How difficult can it be to count how many micro, small, and medium enterprises (MSMEs) there are in the world, and to estimate what their demand for financing really is? (Let’s make it a bit easier by limiting the scope of the question to their appetite for financing – no need to bother trying to think about the broader range of services – payments, forex, savings and investments, advisory services – also used by MSMEs on a daily basis throughout the world).
It turns out that it’s considerably easier to formulate the question than it is to find an answer. But in the context of the work IFC had been mandated to undertake by the G20 leaders after the Pittsburgh summit in September 2009, some kind of response to the question seemed to be required…..after all, we all know that there are huge numbers of MSMEs around the world whose needs are not being met, right? And if the G20 leaders were going to make support for the MSME sector into one of their key objectives, we’d better make sure that they were not heading off on a wild goose chase, wasting their time.
So – where to start? IFC commissioned McKinsey & Company to look into this question and a joint report was delivered in June 2010. The work focused on trying to understand the broad potential in the global MSME segment by looking both at the scale of the universe and its demand for financing. The findings at least seemed to confirm what we all intuitively felt:
- There are certainly lots of enterprises in this segment – between 375 and 450 million MSMEs globally
- A majority of these enterprises operate informally – over 55 of MSMEs are in the informal sector
- Large numbers of enterprises are in the micro and very small segment, and the proportion of enterprises in the ‘SME’ segment is pretty small – say around 10% of the total
- The extent of the credit gap amounts roughly (what’s a trillion dollars amongst friends?) to between USD2.5 and 3.5 trillion. (If we exclude the high income OECD markets, the figure falls to somewhere in the range USD1.5 – 2.5 trillion)

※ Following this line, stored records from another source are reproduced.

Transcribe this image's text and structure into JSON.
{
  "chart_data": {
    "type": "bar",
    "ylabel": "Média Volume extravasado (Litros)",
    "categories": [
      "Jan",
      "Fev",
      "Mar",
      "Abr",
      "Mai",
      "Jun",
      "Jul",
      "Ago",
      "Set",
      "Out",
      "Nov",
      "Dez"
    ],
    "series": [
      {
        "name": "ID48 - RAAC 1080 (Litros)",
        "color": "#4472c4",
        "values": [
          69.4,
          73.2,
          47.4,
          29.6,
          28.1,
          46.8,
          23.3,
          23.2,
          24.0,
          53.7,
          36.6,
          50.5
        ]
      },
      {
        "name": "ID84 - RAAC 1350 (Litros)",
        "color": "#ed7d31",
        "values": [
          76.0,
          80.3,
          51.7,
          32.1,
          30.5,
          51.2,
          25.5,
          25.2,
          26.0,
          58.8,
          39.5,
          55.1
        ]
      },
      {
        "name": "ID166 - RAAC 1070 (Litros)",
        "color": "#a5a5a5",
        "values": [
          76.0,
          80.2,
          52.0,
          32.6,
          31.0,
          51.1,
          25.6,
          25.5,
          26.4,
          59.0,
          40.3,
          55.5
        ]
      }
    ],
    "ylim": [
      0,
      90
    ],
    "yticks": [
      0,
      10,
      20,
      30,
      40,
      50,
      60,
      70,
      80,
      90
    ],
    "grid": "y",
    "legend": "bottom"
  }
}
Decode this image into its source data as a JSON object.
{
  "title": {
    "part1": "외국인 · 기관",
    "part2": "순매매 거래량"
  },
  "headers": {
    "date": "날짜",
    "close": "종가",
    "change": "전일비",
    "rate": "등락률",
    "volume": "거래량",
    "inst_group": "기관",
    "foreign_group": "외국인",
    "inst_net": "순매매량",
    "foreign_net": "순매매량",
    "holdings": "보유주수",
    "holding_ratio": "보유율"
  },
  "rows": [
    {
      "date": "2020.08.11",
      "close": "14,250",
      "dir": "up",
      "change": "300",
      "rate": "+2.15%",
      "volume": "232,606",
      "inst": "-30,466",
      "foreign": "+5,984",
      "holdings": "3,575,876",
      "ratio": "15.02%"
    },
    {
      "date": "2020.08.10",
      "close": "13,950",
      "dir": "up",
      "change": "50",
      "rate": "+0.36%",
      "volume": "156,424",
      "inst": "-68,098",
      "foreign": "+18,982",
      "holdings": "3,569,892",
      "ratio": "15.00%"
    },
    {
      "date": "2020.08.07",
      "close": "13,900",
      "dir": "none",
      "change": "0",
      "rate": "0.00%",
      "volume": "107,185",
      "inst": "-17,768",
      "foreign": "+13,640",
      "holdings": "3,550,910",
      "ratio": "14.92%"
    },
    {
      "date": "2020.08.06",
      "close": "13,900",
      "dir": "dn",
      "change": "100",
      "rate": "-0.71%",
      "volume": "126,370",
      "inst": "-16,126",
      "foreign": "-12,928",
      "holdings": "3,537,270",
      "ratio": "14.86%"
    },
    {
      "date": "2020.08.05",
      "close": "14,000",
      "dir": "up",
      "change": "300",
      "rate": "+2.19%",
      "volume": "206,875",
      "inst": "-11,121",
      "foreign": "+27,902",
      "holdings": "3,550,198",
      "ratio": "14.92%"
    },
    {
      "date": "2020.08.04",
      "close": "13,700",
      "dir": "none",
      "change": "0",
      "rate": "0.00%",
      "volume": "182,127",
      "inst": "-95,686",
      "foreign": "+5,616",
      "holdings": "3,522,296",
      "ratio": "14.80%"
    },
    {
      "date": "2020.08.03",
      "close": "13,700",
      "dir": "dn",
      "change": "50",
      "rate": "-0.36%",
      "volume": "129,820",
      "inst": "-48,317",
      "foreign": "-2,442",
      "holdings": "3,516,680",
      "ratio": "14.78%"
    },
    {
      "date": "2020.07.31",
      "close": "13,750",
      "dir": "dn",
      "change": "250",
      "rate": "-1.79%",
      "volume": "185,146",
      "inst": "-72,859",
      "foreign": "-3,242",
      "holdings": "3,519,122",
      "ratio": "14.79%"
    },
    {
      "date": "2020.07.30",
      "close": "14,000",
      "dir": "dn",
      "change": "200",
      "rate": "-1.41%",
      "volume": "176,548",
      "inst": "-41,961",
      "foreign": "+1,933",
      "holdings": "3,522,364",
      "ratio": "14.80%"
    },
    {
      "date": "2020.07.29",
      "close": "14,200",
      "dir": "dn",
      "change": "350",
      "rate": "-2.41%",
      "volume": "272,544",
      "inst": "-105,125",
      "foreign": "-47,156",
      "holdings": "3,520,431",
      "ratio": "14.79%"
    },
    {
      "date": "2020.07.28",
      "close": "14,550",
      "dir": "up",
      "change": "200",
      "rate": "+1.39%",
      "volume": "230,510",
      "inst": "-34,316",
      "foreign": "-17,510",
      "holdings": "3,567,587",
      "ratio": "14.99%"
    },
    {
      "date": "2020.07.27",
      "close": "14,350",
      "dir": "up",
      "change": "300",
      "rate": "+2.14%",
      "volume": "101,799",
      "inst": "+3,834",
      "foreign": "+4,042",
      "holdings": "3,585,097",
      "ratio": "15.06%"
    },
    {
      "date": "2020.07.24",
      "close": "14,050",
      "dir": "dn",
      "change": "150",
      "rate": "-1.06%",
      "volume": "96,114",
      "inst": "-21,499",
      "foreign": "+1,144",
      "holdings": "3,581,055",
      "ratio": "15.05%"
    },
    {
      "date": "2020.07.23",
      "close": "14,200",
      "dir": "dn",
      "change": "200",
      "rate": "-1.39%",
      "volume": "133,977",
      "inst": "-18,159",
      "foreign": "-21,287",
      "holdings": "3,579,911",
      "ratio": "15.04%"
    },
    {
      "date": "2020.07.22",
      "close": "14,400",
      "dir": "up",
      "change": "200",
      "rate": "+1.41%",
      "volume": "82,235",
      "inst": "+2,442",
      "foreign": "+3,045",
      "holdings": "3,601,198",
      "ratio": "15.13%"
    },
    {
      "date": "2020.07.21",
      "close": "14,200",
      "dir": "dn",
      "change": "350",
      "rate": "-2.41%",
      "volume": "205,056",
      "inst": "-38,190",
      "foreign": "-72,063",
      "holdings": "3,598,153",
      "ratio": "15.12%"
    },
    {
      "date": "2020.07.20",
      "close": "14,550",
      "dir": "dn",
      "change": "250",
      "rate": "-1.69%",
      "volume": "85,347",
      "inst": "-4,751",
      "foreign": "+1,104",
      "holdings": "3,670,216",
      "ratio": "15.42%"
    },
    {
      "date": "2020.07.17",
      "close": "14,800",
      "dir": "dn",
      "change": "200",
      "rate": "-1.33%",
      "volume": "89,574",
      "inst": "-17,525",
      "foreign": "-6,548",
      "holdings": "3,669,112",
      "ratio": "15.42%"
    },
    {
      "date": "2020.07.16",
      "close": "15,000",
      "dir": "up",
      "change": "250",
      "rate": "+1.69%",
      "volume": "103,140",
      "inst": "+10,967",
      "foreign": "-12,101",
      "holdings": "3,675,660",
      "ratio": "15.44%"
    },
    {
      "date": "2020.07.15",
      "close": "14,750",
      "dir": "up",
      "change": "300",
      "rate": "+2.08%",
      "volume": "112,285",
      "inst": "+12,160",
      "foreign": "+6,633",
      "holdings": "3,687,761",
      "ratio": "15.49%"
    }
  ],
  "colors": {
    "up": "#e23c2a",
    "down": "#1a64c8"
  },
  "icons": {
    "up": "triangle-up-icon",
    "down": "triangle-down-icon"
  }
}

- The credit gap in emerging markets lies between USD1.5 and 2.5 trillion
- Around 90% of MSMEs in emerging markets are classified as unserved or underserved; close to half of the same MSMEs also have no deposit account, and their un-intermediated cash balances are calculated to be close to USD500 billion.
And yet the findings raise almost as many (if not more) questions than they really answer, since what emerged was the fact that countries around the world are consistent in their inconsistency of definitions of the MSME segment – shall we count the number of employees? annual turnover? asset size? some combination of the above? And let’s not even talk about the difficulties involved in assessing the size and contribution of the informal sector.
Given the importance that MSME finance and broader financial inclusion have taken on at the G20 level, it has become pretty clear as a result of this initial research that a considerable amount of further work needs to be done. One of the key first steps has been to create a dedicated group to focus on the question of data gathering and measuring. This group has a broad remit to work on ‘the improvement of data gathering methodologies, harmonization of definitions and co-ordination of data availability and quality,’ and the expectation is that these efforts will ensure ‘…compatibility, transparency, consistency and cost efficiency, minimise mis-interpretation of published statistics and contribute to informed policy design.’
In an attempt to ensure that the fruits of all these labors are disseminated broadly, the SME Finance G20 sub-group is establishing the Global SME Finance Forum, an online platform for the sharing and promotion of best practices across different institutions and countries. One of its objectives will be to address what the Global Partnership for Financial Inclusion (‘GPFI’) report to the G20 leaders at this year’s Cannes summit called the ‘void of missing data’ (well said!), but in doing so, it will also catalyze a ‘movement of consensus amongst stakeholders on good practices and performance standards that will advance the SME finance industry.’
So what does all this mean for those at the coalface – the commercial banks and non-bank financial institutions (NBFIs)–who continually confront us with questions about how to define the SME segment? My own feeling is that the work being undertaken in the context of G20 support is at a much higher level and is much more intended for a policy making audience than it is for the financiers. This said, there will undoubtedly be positive trickle down effects. The initiatives will serve, for example, to further ramp up the profile of the SME segment and its needs, and this will encourage more financial sector players to spend the time and attention needed to understand the SME client. At the end of the day, I don’t think there is a problem if different banks have different ideas about what a SME client actually looks like; what’s more important is that banks take the time to think in a more focused way about the SME segment they have chosen, and align their products, delivery channels, people and processes to better serve it.
We all knew deep down that the demand was there and the initial work has given us some better understanding of the actual scale of this demand and, by extension, the nature of the challenge that faces us all.